Cybercriminal group reportedly breaches Canvas, exposing student information

(Gray News) - A ransomware group has claimed to have breached the learning management system Canvas, possibly exposing millions of personal information of students, teachers and staff across the country.

Instructure, the parent company of Canvas, posted on May 1 about a cybersecurity incident that had been reported and was under investigation.

The next day, Chief Information Security Officer Steve Proud wrote that the information involved in the attack included names, student ID numbers, messages between users and email addresses.

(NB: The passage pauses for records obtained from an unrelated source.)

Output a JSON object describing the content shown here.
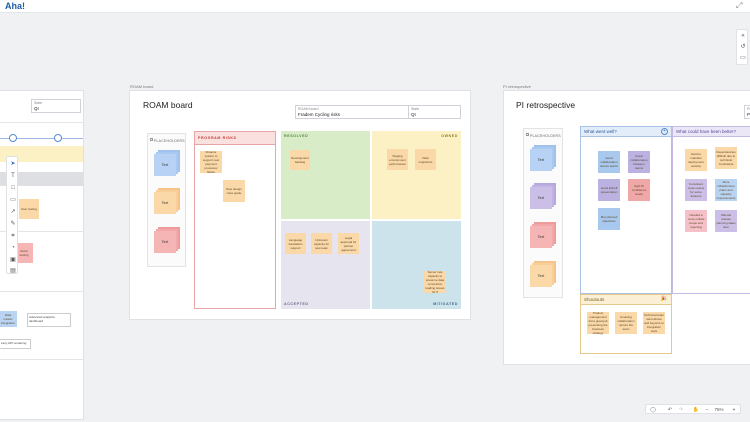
{
  "app": {
    "logo": "Aha!"
  },
  "left_partial": {
    "state_label": "State",
    "state_value": "QI",
    "sticky_text": "User testing",
    "sticky2_text": "Extra testing",
    "mini_card1": "Server rendering",
    "mini_card2": "Advanced analytics dashboard",
    "mini_badge": "SUM",
    "mini_card3": "Lazy API rendering",
    "mini_left": "Data master integration"
  },
  "roam": {
    "frame_label": "ROAM board",
    "title": "ROAM board",
    "field1_label": "ROAM board",
    "field1_value": "Fradem Cycling risks",
    "field2_label": "State",
    "field2_value": "QI",
    "placeholders_label": "PLACEHOLDERS",
    "stack_labels": [
      "Text",
      "Text",
      "Text"
    ],
    "program_risks": "PROGRAM RISKS",
    "resolved": "RESOLVED",
    "owned": "OWNED",
    "accepted": "ACCEPTED",
    "mitigated": "MITIGATED",
    "stickies": {
      "pr1": "Finance system to support new payment processor failure",
      "pr2": "New design rules guide",
      "res1": "Development backlog",
      "own1": "Staging environment performance",
      "own2": "Data migrations",
      "acc1": "Language translation support",
      "acc2": "Unknown capacity for new team",
      "acc3": "Legal approval for partner agreement",
      "mit1": "Server rate capacity to preserve data connection loading issues for 5"
    }
  },
  "pi": {
    "frame_label": "PI retrospective",
    "title": "PI retrospective",
    "field_label": "PI",
    "field_value": "PI",
    "placeholders_label": "PLACEHOLDERS",
    "stack_labels": [
      "Text",
      "Text",
      "Text",
      "Text"
    ],
    "went_well": "What went well?",
    "could_be_better": "What could have been better?",
    "shoutouts": "Shoutouts",
    "stickies": {
      "ww1": "Good collaboration across teams",
      "ww2": "Great collaboration between teams",
      "ww3": "Good kickoff presentation",
      "ww4": "High PI confidence levels",
      "ww5": "Met planned objectives",
      "cb1": "Hard to maintain deployment velocity",
      "cb2": "Dependencies difficult due to technical constraints",
      "cb3": "Consistent code review for some features",
      "cb4": "More infrastructure plans and capacity improvements",
      "cb5": "Needed a more unified scope and reporting",
      "cb6": "Manual release planning takes time",
      "so1": "Product management did a great job presenting the business strategy",
      "so2": "Amazing collaboration across the team",
      "so3": "Technical team went above and beyond on integration work"
    }
  },
  "bottom": {
    "zoom": "75%"
  }
}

“At this time, we have found no evidence that passwords, dates of birth, government identifiers, or financial information were involved. If that changes, we will notify any impacted institutions,” he wrote.

By May 6, the company reported that Canvas was fully operational and no longer saw unauthorized activity. Still, the next day, Rutgers University reported that they were aware of an unauthorized message posted to Canvas about the breach.

The Daily Pennsylvanian, a student-run newspaper at the University of Pennsylvania, reported the university’s Canvas site had been hacked and a warning from the cybercriminal group ShinyHunters was posted.

Students at other universities, like the University of California, Davis, began posting similar messages they claimed to have appeared through their institution’s Canvas portal.

The breach was reported during a time when many college and public school systems were preparing for final exams.

The extent of the breach was not immediately known, as of this story’s publication.